Avec « Leviathan », première partie de sa nouvelle trilogie, Scott Westerfeld fait encore plus fort que ses précédentes séries, « Uglies » et « Midnighters ». Il retrouve un genre qu'il apprécie particulièrement, la science-fiction tendance uchronie. L'action se déroule en 1914 en Europe. Le continent est toujours partagé en deux grands empires, Anglais Français et Russes d'un côté, Allemands, Autrichiens et Turcs de l'autre. La grande différence ce sont les technologies. Le premier bloc est darwiniste, le second clanker. Les savants darwinistes ont fait des croisements d'animaux pour les mettre au service des humains. Les clankers ont construit des machines. Deux conceptions totalement différentes de la vie, comme deux évolutions parallèles de notre société. 

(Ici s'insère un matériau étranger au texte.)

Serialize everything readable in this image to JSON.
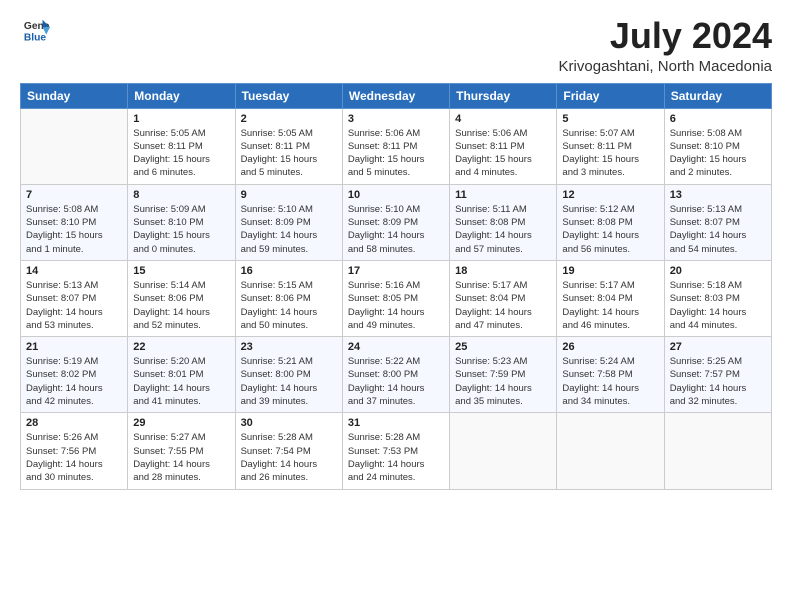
{
  "logo": {
    "general": "General",
    "blue": "Blue"
  },
  "header": {
    "title": "July 2024",
    "subtitle": "Krivogashtani, North Macedonia"
  },
  "weekdays": [
    "Sunday",
    "Monday",
    "Tuesday",
    "Wednesday",
    "Thursday",
    "Friday",
    "Saturday"
  ],
  "weeks": [
    [
      {
        "day": "",
        "info": ""
      },
      {
        "day": "1",
        "info": "Sunrise: 5:05 AM\nSunset: 8:11 PM\nDaylight: 15 hours\nand 6 minutes."
      },
      {
        "day": "2",
        "info": "Sunrise: 5:05 AM\nSunset: 8:11 PM\nDaylight: 15 hours\nand 5 minutes."
      },
      {
        "day": "3",
        "info": "Sunrise: 5:06 AM\nSunset: 8:11 PM\nDaylight: 15 hours\nand 5 minutes."
      },
      {
        "day": "4",
        "info": "Sunrise: 5:06 AM\nSunset: 8:11 PM\nDaylight: 15 hours\nand 4 minutes."
      },
      {
        "day": "5",
        "info": "Sunrise: 5:07 AM\nSunset: 8:11 PM\nDaylight: 15 hours\nand 3 minutes."
      },
      {
        "day": "6",
        "info": "Sunrise: 5:08 AM\nSunset: 8:10 PM\nDaylight: 15 hours\nand 2 minutes."
      }
    ],
    [
      {
        "day": "7",
        "info": "Sunrise: 5:08 AM\nSunset: 8:10 PM\nDaylight: 15 hours\nand 1 minute."
      },
      {
        "day": "8",
        "info": "Sunrise: 5:09 AM\nSunset: 8:10 PM\nDaylight: 15 hours\nand 0 minutes."
      },
      {
        "day": "9",
        "info": "Sunrise: 5:10 AM\nSunset: 8:09 PM\nDaylight: 14 hours\nand 59 minutes."
      },
      {
        "day": "10",
        "info": "Sunrise: 5:10 AM\nSunset: 8:09 PM\nDaylight: 14 hours\nand 58 minutes."
      },
      {
        "day": "11",
        "info": "Sunrise: 5:11 AM\nSunset: 8:08 PM\nDaylight: 14 hours\nand 57 minutes."
      },
      {
        "day": "12",
        "info": "Sunrise: 5:12 AM\nSunset: 8:08 PM\nDaylight: 14 hours\nand 56 minutes."
      },
      {
        "day": "13",
        "info": "Sunrise: 5:13 AM\nSunset: 8:07 PM\nDaylight: 14 hours\nand 54 minutes."
      }
    ],
    [
      {
        "day": "14",
        "info": "Sunrise: 5:13 AM\nSunset: 8:07 PM\nDaylight: 14 hours\nand 53 minutes."
      },
      {
        "day": "15",
        "info": "Sunrise: 5:14 AM\nSunset: 8:06 PM\nDaylight: 14 hours\nand 52 minutes."
      },
      {
        "day": "16",
        "info": "Sunrise: 5:15 AM\nSunset: 8:06 PM\nDaylight: 14 hours\nand 50 minutes."
      },
      {
        "day": "17",
        "info": "Sunrise: 5:16 AM\nSunset: 8:05 PM\nDaylight: 14 hours\nand 49 minutes."
      },
      {
        "day": "18",
        "info": "Sunrise: 5:17 AM\nSunset: 8:04 PM\nDaylight: 14 hours\nand 47 minutes."
      },
      {
        "day": "19",
        "info": "Sunrise: 5:17 AM\nSunset: 8:04 PM\nDaylight: 14 hours\nand 46 minutes."
      },
      {
        "day": "20",
        "info": "Sunrise: 5:18 AM\nSunset: 8:03 PM\nDaylight: 14 hours\nand 44 minutes."
      }
    ],
    [
      {
        "day": "21",
        "info": "Sunrise: 5:19 AM\nSunset: 8:02 PM\nDaylight: 14 hours\nand 42 minutes."
      },
      {
        "day": "22",
        "info": "Sunrise: 5:20 AM\nSunset: 8:01 PM\nDaylight: 14 hours\nand 41 minutes."
      },
      {
        "day": "23",
        "info": "Sunrise: 5:21 AM\nSunset: 8:00 PM\nDaylight: 14 hours\nand 39 minutes."
      },
      {
        "day": "24",
        "info": "Sunrise: 5:22 AM\nSunset: 8:00 PM\nDaylight: 14 hours\nand 37 minutes."
      },
      {
        "day": "25",
        "info": "Sunrise: 5:23 AM\nSunset: 7:59 PM\nDaylight: 14 hours\nand 35 minutes."
      },
      {
        "day": "26",
        "info": "Sunrise: 5:24 AM\nSunset: 7:58 PM\nDaylight: 14 hours\nand 34 minutes."
      },
      {
        "day": "27",
        "info": "Sunrise: 5:25 AM\nSunset: 7:57 PM\nDaylight: 14 hours\nand 32 minutes."
      }
    ],
    [
      {
        "day": "28",
        "info": "Sunrise: 5:26 AM\nSunset: 7:56 PM\nDaylight: 14 hours\nand 30 minutes."
      },
      {
        "day": "29",
        "info": "Sunrise: 5:27 AM\nSunset: 7:55 PM\nDaylight: 14 hours\nand 28 minutes."
      },
      {
        "day": "30",
        "info": "Sunrise: 5:28 AM\nSunset: 7:54 PM\nDaylight: 14 hours\nand 26 minutes."
      },
      {
        "day": "31",
        "info": "Sunrise: 5:28 AM\nSunset: 7:53 PM\nDaylight: 14 hours\nand 24 minutes."
      },
      {
        "day": "",
        "info": ""
      },
      {
        "day": "",
        "info": ""
      },
      {
        "day": "",
        "info": ""
      }
    ]
  ]
}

Ce roman pour la jeunesse (plutôt les adolescents) a pour héros deux fortes personnalités. Alek, héritier de l'empire austro-hongrois, en fuite après l'assassinat de ses parents par des rebelles serbes et Deryn, jeune fille se faisant passer pour un garçon pour réaliser son rêve, devenir pilote dans l'air service britannique. La fuite d'Alek se fera à bord d'un mécanopode, « l'appareil dépassait le toit des écuries, ses deux pieds métalliques plantés dans la terre meuble du paddock. Il ne s'agissait pas d'une machine d'entraînement mais d'un véritable engin de guerre. Avec un canon ventral, et les museaux épais de deux mitrailleuses Spandau de part et d'autre de son énorme tête. »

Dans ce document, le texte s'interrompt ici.